LightReader

Chapter 187 - Chapter 187 – Exit in Shadows

The corridor smelled of dust and scorched paper, the remnants of the Syndicate branch's chaos lingering in the shadows. Broken panels leaned against walls, and faint light filtered through cracks above, painting the debris in streaks of gray. Silence ruled, except for the occasional scuff of a stray foot or the soft sigh of shifting metal.

Drip… faint metallic echo… soft gust of air…

I wasn't expecting company. And yet, there he was. Elliot. Stepping from the darkness, eyes cold, unflinching. No hesitation. No familiarity. Just the weight of disappointment pressing against the walls.

"I don't even recognize you anymore," he said, voice low but cutting, each word a scalpel.

I let a faint smirk tug at the corner of my lips. "The city eats everyone. You'll be back," I replied, my tone casual, almost teasing, as if the corridors themselves couldn't hear the tremor beneath the words.

Elliot didn't argue. Didn't linger. His gaze swept over the rubble, over the empty offices, the bodies of those who had tried and failed, and landed back on me. "No, Dylan. It already ate you."

I froze just long enough to notice my hand shaking slightly, a subtle betrayal I didn't like to admit even to myself. But he didn't wait for me to respond. He turned, walking down the corridor, shadows swallowing his retreating form. No looking back. No second chance. Just gone.

Click… a distant panel snapping into place…

I watched him go, the echo of his footsteps fading into nothing. And for the first time in a long while, the emptiness pressed against me not the absence of enemies, but the absence of the tether that had kept me human, that had kept me anchored.
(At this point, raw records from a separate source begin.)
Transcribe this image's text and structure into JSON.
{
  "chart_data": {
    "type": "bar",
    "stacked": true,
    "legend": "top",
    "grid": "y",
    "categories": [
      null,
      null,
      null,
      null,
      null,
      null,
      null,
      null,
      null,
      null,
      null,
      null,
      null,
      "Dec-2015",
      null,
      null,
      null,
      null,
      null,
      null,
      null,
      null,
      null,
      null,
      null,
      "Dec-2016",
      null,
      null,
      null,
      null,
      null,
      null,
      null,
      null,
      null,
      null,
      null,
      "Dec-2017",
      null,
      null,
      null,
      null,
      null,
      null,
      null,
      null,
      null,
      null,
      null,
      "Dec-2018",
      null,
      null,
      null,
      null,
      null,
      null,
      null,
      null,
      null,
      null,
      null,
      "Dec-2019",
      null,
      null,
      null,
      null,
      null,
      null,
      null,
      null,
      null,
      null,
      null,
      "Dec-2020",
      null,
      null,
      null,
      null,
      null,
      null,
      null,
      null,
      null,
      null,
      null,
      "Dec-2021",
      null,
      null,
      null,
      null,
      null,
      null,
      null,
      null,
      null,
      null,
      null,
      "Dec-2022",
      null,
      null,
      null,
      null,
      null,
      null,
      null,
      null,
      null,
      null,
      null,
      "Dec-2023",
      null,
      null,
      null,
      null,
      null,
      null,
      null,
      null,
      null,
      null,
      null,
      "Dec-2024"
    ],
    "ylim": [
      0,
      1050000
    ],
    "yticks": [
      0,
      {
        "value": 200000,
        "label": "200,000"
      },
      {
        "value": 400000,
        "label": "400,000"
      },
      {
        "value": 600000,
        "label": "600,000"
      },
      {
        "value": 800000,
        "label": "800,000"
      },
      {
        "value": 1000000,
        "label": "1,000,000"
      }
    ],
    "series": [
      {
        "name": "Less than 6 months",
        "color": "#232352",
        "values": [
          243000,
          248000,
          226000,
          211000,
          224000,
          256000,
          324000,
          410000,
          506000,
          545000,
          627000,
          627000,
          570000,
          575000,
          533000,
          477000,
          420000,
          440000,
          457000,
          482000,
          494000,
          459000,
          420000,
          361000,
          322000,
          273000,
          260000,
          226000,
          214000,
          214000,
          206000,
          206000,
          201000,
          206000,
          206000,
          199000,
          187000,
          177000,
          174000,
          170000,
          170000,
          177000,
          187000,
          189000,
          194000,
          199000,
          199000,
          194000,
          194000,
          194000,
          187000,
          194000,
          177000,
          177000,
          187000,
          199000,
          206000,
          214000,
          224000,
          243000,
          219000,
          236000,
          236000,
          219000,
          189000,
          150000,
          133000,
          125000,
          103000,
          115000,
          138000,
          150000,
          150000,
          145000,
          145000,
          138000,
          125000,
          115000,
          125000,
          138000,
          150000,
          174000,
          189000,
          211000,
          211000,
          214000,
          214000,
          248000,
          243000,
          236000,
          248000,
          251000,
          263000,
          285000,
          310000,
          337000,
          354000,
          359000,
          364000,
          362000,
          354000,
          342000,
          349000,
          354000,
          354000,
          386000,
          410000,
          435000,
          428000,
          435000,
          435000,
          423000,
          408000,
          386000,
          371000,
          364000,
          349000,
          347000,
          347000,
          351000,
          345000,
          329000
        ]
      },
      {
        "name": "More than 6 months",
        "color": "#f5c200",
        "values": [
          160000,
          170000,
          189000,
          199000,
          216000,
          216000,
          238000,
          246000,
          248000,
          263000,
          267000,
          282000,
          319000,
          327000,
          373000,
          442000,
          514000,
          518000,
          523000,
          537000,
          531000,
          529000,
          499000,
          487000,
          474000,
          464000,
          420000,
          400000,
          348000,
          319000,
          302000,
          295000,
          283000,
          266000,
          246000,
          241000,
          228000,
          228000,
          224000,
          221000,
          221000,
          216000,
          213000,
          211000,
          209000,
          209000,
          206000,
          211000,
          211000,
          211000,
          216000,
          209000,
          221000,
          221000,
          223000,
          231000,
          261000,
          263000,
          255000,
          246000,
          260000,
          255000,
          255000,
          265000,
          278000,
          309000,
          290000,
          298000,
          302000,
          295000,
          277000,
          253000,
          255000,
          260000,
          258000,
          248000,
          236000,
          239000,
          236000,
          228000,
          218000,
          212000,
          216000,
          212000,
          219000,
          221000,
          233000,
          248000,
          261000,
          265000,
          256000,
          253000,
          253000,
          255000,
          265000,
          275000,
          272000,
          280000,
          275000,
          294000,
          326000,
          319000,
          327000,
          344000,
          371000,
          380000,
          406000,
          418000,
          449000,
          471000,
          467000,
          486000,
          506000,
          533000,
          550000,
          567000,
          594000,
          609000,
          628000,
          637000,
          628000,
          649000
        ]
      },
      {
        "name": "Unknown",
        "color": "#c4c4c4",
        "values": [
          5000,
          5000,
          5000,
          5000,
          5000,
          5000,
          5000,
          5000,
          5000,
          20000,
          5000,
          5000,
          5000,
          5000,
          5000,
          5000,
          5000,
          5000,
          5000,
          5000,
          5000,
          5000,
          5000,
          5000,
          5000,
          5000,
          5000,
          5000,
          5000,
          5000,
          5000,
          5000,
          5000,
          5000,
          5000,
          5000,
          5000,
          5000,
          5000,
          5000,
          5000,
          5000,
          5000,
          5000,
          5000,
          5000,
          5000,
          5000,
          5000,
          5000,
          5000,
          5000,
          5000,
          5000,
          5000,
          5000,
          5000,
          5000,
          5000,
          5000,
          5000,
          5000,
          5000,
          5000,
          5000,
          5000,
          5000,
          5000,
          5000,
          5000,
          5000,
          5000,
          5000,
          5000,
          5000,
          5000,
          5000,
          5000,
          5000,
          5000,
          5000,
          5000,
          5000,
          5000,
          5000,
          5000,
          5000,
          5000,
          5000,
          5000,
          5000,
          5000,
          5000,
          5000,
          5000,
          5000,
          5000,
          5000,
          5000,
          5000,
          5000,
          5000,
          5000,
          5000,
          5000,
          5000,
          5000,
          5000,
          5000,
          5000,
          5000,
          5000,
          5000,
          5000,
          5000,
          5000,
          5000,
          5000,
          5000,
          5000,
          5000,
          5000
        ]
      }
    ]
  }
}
I let out a dry laugh, low and bitter. "Funny. I used to chase him. Now I let him go. Guess I finally leveled up… or leveled out."

The corridors were silent once more. No one to manipulate, no one to protect, no one to challenge. Just me and the remnants of what had been a war. Victory should have felt lighter. Triumphant. But it didn't. It felt hollow.

Soft scrape… distant hum…

I ran a hand over the cold metal of a wall, tracing the marks of battles fought and betrayals executed. Every step I'd taken, every move I'd orchestrated, had led to this solitary aftermath. And yet, there was a strange satisfaction in it a clean, unyielding clarity.

I straightened, shoulders squared, eyes narrowing as I surveyed the empty halls. "Funny how the city gives you control… and then reminds you what you lost."

No one answered. No one ever would.

The city was quiet. And I was alone.